Diferente de como Zack dirigiu para chegar a WaterFront Park, na volta ele acelerou fundo,  fazendo as curvas com agilidade; Seu olhar vidrado no asfalto das ruas e nenhum papo foi iniciado durante o caminho e nem mesmo o rádio ele chegou a ligar.
Lizzie fechou o vidro da janela quando percebeu que pequenas gotas começavam a cair, e por sorte, chegaram na Chambeer’s Street antes da chuva se intensificar.
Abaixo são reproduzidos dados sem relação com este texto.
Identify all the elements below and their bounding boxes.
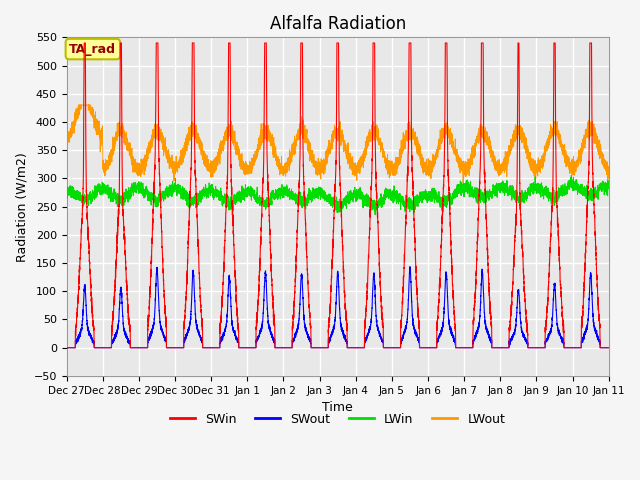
X-axis label: Time: Time	[323, 401, 353, 414]
Text: TA_rad: TA_rad	[69, 43, 116, 56]
Legend: SWin, SWout, LWin, LWout: SWin, SWout, LWin, LWout	[165, 408, 510, 431]
Title: Alfalfa Radiation: Alfalfa Radiation	[269, 15, 406, 33]
Y-axis label: Radiation (W/m2): Radiation (W/m2)	[15, 152, 28, 262]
Quando Zack estacionou o carro em frente à calçada da casa de Martin, Lizzie ainda continuou sentada pensando em algo para dizer a fim de acabar com aquele clima estranho que havia se instalado desde que haviam deixado a canoa; Não por culpa dele, mas dela. No entanto, quando ela olhou para fora do carro e viu Summer parada na varanda da casa de braços cruzados e uma expressão de desaprovação pronta para se aproximar, ela engoliu a seco.  Ainda olhou com interrogação para Zack, que apenas bufou.

- O que você quer Summer? – berrou abaixando o vidro da sua janela. A loira andou até eles, contornou o carro e se debruçou, observando o interior do carro e ignorando Lizzie completamente.
- Surgiu um problema – respondeu séria, encarando-o. Os dois estabilizaram um tipo de conversa só com o olhar impossível de Lizzie decifrar. Era como se ele entendesse imediatamente sobre o que ela estava falando.
- Eu já vou – sussurrou. Summer revirou os olhos e se afastou da porta.
- Mas vai mesmo porque ta começando a chover e eu não quero me molhar! – retrucou, se apoiando no carro dando as costas para eles. Zack respirou fundo e se virou para Lizzie, que ainda observava tudo sem entender. Ele chegou a gaguejar algumas palavras antes de escolher as que disse por fim.
- Eu preciso ir... Mas eu volto e a gente conversa, ok? – sua voz saiu baixa, tímida. Lizzie franziu o cenho e só conseguiu assentir. Zack se inclinou e estalou um beijo na bochecha da garota, que um pouco atrapalhada, saiu do carro e deu espaço para que Summer se sentasse com pressa em seu lugar.
Lizzie ficou parada na calçada vendo Zack dar partida no carro e se despedindo com um olhar constrangido até depois o veículo sumir ao virar no fim da rua. A chuva enfim apertou molhando o belo vestido que usava e fazendo-o colar em seu corpo, mas ela não correu. Cruzou o jardim de entrada, subiu as escadas da varandinha e sentou na rede. Ficou se balançando por longos minutos, repassando em sua mente tudo que havia acontecido naquele dia até aquele momento, enquanto ouvia o barulho da chuva e sentia o cheiro de terra molhada.